Pocos autores han descrito mejor el absurdo de nuestra existencia que Franz Kafka, aunque él no tuviera conciencia, en ningún momento, de que estaba convirtiéndose en el principal exponente de esa tendencia literaria que tantas obras maestras nos ha legado: Se les dio a elegir entre ser reyes o correos de los reyes. A la manera de los niños, todos quisieron ser correos. Por eso hay tantos correos, corren presurosos por el mundo y, como no hay reyes, se gritan unos a otros mensajes que ya no tienen sentido. Gustosamente pondrían fin a esa vida miserable, pero no se atreven a causa del juramento profesional que prestaron. He aquí, en forma de narración, lo que bien podría considerarse una anticipación de un género de moda en nuestros días, la «microficción». Bien leída, parece un resumen de buena parte de sus obras mayores.
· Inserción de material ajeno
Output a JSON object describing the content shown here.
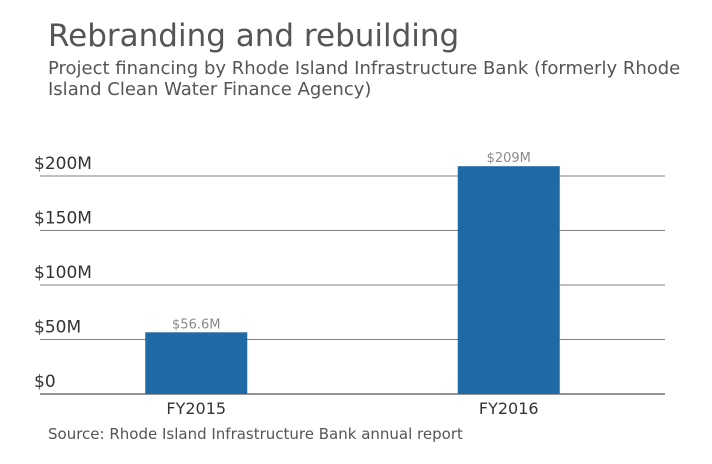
{
  "header": {
    "title": "Rebranding and rebuilding",
    "subtitle": "Project financing by Rhode Island Infrastructure Bank (formerly Rhode Island Clean Water Finance Agency)"
  },
  "footer": {
    "source": "Source: Rhode Island Infrastructure Bank annual report"
  },
  "chart_data": {
    "type": "bar",
    "categories": [
      "FY2015",
      "FY2016"
    ],
    "values": [
      56.6,
      209
    ],
    "data_labels": [
      "$56.6M",
      "$209M"
    ],
    "y_ticks": [
      0,
      50,
      100,
      150,
      200
    ],
    "y_tick_labels": [
      "$0",
      "$50M",
      "$100M",
      "$150M",
      "$200M"
    ],
    "ylim": [
      0,
      200
    ],
    "grid": true,
    "bar_color": "#1f6aa5",
    "grid_color": "#555555"
  }
}
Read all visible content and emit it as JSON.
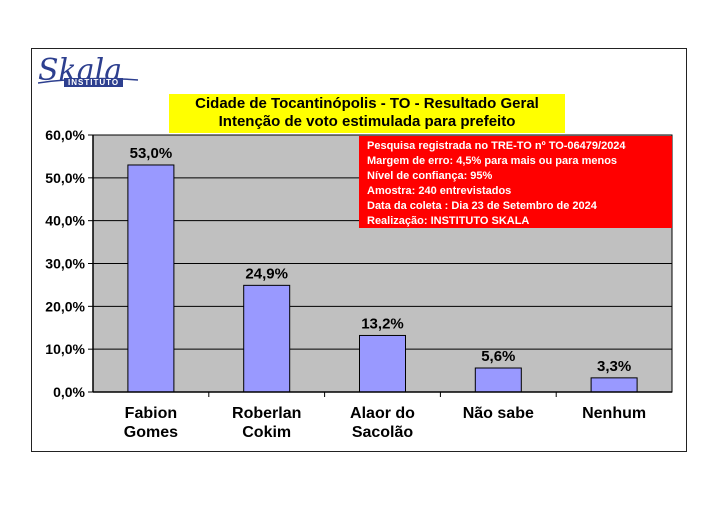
{
  "logo": {
    "name": "Skala",
    "sub": "INSTITUTO"
  },
  "title": {
    "line1": "Cidade de Tocantinópolis - TO - Resultado Geral",
    "line2": "Intenção de voto estimulada para prefeito"
  },
  "info": [
    "Pesquisa registrada no TRE-TO nº TO-06479/2024",
    "Margem de erro: 4,5% para mais ou para menos",
    "Nível de confiança: 95%",
    "Amostra: 240 entrevistados",
    "Data da coleta : Dia 23 de Setembro de 2024",
    "Realização: INSTITUTO SKALA"
  ],
  "colors": {
    "bar": "#9999ff",
    "plot_bg": "#c0c0c0",
    "title_bg": "#ffff00",
    "info_bg": "#ff0000",
    "logo": "#2d3f8f"
  },
  "chart_data": {
    "type": "bar",
    "categories": [
      [
        "Fabion",
        "Gomes"
      ],
      [
        "Roberlan",
        "Cokim"
      ],
      [
        "Alaor do",
        "Sacolão"
      ],
      [
        "Não sabe"
      ],
      [
        "Nenhum"
      ]
    ],
    "values": [
      53.0,
      24.9,
      13.2,
      5.6,
      3.3
    ],
    "value_labels": [
      "53,0%",
      "24,9%",
      "13,2%",
      "5,6%",
      "3,3%"
    ],
    "ylim": [
      0,
      60
    ],
    "yticks": [
      0,
      10,
      20,
      30,
      40,
      50,
      60
    ],
    "ytick_labels": [
      "0,0%",
      "10,0%",
      "20,0%",
      "30,0%",
      "40,0%",
      "50,0%",
      "60,0%"
    ],
    "grid": true,
    "xlabel": "",
    "ylabel": ""
  }
}
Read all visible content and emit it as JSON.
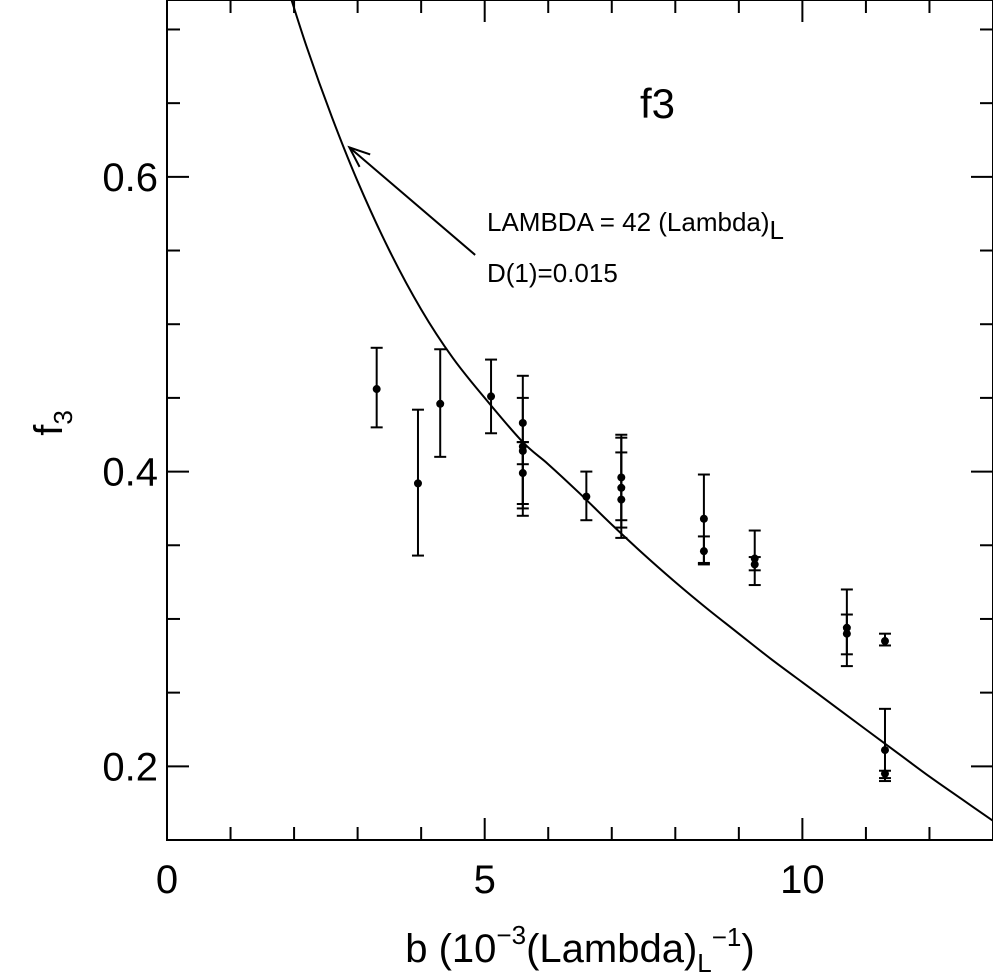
{
  "chart_data": {
    "type": "scatter",
    "title": "f3",
    "xlabel": {
      "prefix": "b (10",
      "exp": "−3",
      "mid": "(Lambda)",
      "sub": "L",
      "exp2": "−1",
      "suffix": ")"
    },
    "ylabel": {
      "main": "f",
      "sub": "3"
    },
    "xlim": [
      0,
      13
    ],
    "ylim": [
      0.15,
      0.72
    ],
    "x_ticks": [
      0,
      5,
      10
    ],
    "x_tick_labels": [
      "0",
      "5",
      "10"
    ],
    "y_ticks": [
      0.2,
      0.4,
      0.6
    ],
    "y_tick_labels": [
      "0.2",
      "0.4",
      "0.6"
    ],
    "x_minor_step": 1,
    "y_minor_step": 0.05,
    "grid": false,
    "annotation": {
      "line1_main": "LAMBDA = 42 (Lambda)",
      "line1_sub": "L",
      "line2": "D(1)=0.015",
      "arrow_from": [
        4.85,
        0.547
      ],
      "arrow_to": [
        2.87,
        0.62
      ]
    },
    "series": [
      {
        "type": "points_with_error",
        "points": [
          {
            "x": 3.3,
            "y": 0.456,
            "lo": 0.43,
            "hi": 0.484
          },
          {
            "x": 3.95,
            "y": 0.392,
            "lo": 0.343,
            "hi": 0.442
          },
          {
            "x": 4.3,
            "y": 0.446,
            "lo": 0.41,
            "hi": 0.483
          },
          {
            "x": 5.1,
            "y": 0.451,
            "lo": 0.426,
            "hi": 0.476
          },
          {
            "x": 5.6,
            "y": 0.433,
            "lo": 0.378,
            "hi": 0.465
          },
          {
            "x": 5.6,
            "y": 0.417,
            "lo": 0.37,
            "hi": 0.45
          },
          {
            "x": 5.6,
            "y": 0.414,
            "lo": 0.405,
            "hi": 0.42
          },
          {
            "x": 5.6,
            "y": 0.399,
            "lo": 0.375,
            "hi": 0.42
          },
          {
            "x": 6.6,
            "y": 0.383,
            "lo": 0.367,
            "hi": 0.4
          },
          {
            "x": 7.15,
            "y": 0.396,
            "lo": 0.367,
            "hi": 0.425
          },
          {
            "x": 7.15,
            "y": 0.389,
            "lo": 0.355,
            "hi": 0.423
          },
          {
            "x": 7.15,
            "y": 0.381,
            "lo": 0.362,
            "hi": 0.413
          },
          {
            "x": 8.45,
            "y": 0.368,
            "lo": 0.338,
            "hi": 0.398
          },
          {
            "x": 8.45,
            "y": 0.346,
            "lo": 0.337,
            "hi": 0.356
          },
          {
            "x": 9.25,
            "y": 0.341,
            "lo": 0.323,
            "hi": 0.36
          },
          {
            "x": 9.25,
            "y": 0.337,
            "lo": 0.333,
            "hi": 0.342
          },
          {
            "x": 10.7,
            "y": 0.294,
            "lo": 0.268,
            "hi": 0.32
          },
          {
            "x": 10.7,
            "y": 0.29,
            "lo": 0.276,
            "hi": 0.303
          },
          {
            "x": 11.3,
            "y": 0.285,
            "lo": 0.282,
            "hi": 0.29
          },
          {
            "x": 11.3,
            "y": 0.211,
            "lo": 0.19,
            "hi": 0.239
          },
          {
            "x": 11.3,
            "y": 0.195,
            "lo": 0.192,
            "hi": 0.197
          }
        ]
      },
      {
        "type": "curve",
        "x": [
          1.85,
          2.2,
          2.6,
          3.0,
          3.5,
          4.0,
          4.5,
          5.0,
          5.6,
          6.0,
          6.5,
          7.0,
          7.5,
          8.0,
          8.5,
          9.0,
          9.5,
          10.0,
          10.5,
          11.0,
          11.5,
          12.0,
          12.5,
          13.0
        ],
        "y": [
          0.735,
          0.688,
          0.64,
          0.597,
          0.55,
          0.51,
          0.477,
          0.45,
          0.42,
          0.405,
          0.385,
          0.364,
          0.344,
          0.325,
          0.307,
          0.29,
          0.273,
          0.257,
          0.241,
          0.225,
          0.209,
          0.193,
          0.178,
          0.163
        ]
      }
    ]
  }
}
Kafka vivía con la idea de su imperfección, y por eso es un artista de lo que podemos entender como «autolimitación»: Entender la suerte de que el suelo sobre el que estás no puede ser más grande que los dos pies que lo cubren, hija de una visión de sí mismo francamente desmoralizadora, según puede leerse en una de las cartas a Felicia Bauer, según lo recoge Stach para contextualizar adecuadamente estas meditadas expansiones íntimas que son los Aforismos de Zürau: No tengo memoria, ni para lo que aprendo ni para lo que leo, ni para lo que vivo ni para lo que oigo, ni para las personas ni para los acontecimientos, me doy a mí mismo la impresión de que no hubiera vivido nada, de que no hubiera aprendido nada, de hecho sé de la mayoría de las cosas menos que los niños de una escuela de párvulos, y lo que sé lo sé tan superficialmente que a la segunda pregunta no puedo ya responder. Soy incapaz de pensar, al pensar tropiezo constantemente con limitaciones, aisladamente puedo coger al vuelo algunas cosas, pero en mí un pensamiento coherente y susceptible de desarrollo es completamente imposible.

          Esta humildad «fundacional» de un autor tan torturado como Franz Kafka, ¡cómo contrasta con el papo hinchado de tanto autorzuelo de tres al cuarto que se pavonea en los media! ¡Y aun de algún consagrado como Eduardo Mendoza quien, para epatar a su audiencia, le confeso paladinamente que «Kafka es un mal escritor», y siguió, después, con unas consideraciones tecnicas más que discutibles.